What do you want to build, make, or craft?
What oceans, rivers or lakes do you want to swim in?
What do you want to have done to you or for you? (This refers to things like a psychic reading or Reiki treatment, or a blessing from a religious figure.)
What festival do you want to attend? How many times?
Who do you want to reunite with, see one more time, or apologize to?
What special or meaningful place from childhood do you want to revisit?
What cultural experience do you want to participate in?
What culinary or gastronomic aspirations do you have?
Is there a habit or practice you would like to develop, like gratitude or some other form of mindfulness?
Do you have financial aspirations?
What is the one of the most meaningful things you hope to experience with your children?
If you could leave one written legacy for your family, what would it be: a personal memoir, a collection of poetry, or a detailed family tree and history?

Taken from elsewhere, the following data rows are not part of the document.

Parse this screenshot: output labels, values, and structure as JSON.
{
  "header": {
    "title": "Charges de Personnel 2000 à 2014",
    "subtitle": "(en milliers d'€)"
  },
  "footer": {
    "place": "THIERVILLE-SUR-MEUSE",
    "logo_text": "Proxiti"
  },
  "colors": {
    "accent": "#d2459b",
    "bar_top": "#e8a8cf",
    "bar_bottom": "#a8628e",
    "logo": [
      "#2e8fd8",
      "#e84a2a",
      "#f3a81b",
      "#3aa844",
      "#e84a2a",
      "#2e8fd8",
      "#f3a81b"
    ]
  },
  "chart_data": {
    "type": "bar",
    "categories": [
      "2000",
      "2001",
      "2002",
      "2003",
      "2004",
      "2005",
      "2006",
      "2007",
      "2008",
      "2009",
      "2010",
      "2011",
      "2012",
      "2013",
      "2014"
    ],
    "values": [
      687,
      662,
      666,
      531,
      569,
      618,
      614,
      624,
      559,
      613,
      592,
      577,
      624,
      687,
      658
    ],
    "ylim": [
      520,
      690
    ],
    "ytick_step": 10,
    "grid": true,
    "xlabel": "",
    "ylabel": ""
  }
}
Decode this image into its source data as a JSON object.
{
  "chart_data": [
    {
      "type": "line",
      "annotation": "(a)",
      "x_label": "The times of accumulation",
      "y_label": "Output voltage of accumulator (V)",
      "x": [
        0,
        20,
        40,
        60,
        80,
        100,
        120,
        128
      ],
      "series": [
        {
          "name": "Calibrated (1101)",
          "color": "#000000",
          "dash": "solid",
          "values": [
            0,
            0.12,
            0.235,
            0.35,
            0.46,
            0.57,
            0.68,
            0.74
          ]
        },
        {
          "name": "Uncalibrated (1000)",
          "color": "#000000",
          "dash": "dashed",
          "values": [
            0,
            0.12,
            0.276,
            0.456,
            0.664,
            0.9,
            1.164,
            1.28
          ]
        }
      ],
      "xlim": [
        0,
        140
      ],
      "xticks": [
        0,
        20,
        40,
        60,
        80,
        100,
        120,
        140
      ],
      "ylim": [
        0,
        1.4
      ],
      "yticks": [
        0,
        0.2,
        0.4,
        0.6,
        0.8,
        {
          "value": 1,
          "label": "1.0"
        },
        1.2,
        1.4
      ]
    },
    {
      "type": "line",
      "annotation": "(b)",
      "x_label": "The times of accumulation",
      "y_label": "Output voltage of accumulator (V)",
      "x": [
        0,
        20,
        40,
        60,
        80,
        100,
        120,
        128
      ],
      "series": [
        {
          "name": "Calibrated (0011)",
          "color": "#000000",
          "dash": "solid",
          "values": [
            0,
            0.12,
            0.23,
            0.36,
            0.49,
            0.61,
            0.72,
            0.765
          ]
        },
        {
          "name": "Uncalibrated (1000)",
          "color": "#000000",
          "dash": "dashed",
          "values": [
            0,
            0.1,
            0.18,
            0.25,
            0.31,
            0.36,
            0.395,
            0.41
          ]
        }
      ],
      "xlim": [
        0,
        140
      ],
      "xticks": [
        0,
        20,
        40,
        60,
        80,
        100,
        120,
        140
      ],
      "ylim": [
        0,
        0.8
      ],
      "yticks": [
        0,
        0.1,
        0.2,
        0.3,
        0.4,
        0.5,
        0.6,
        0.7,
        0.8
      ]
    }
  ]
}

Is there something you want to produce, make, create, or achieve professionally? (Degree, certificate, rank, or position.)
Are there geographic places you want to visit? What, in particular, do you want to experience there?
Where do you want to volunteer?
What book do you want to read before you die?
What wonders of the nature-made or man-made world do you want to see?
What sport do you want to try at least once in your life?
Are there cultures or religions you want to explore?
What is the most unrealistic dream you have?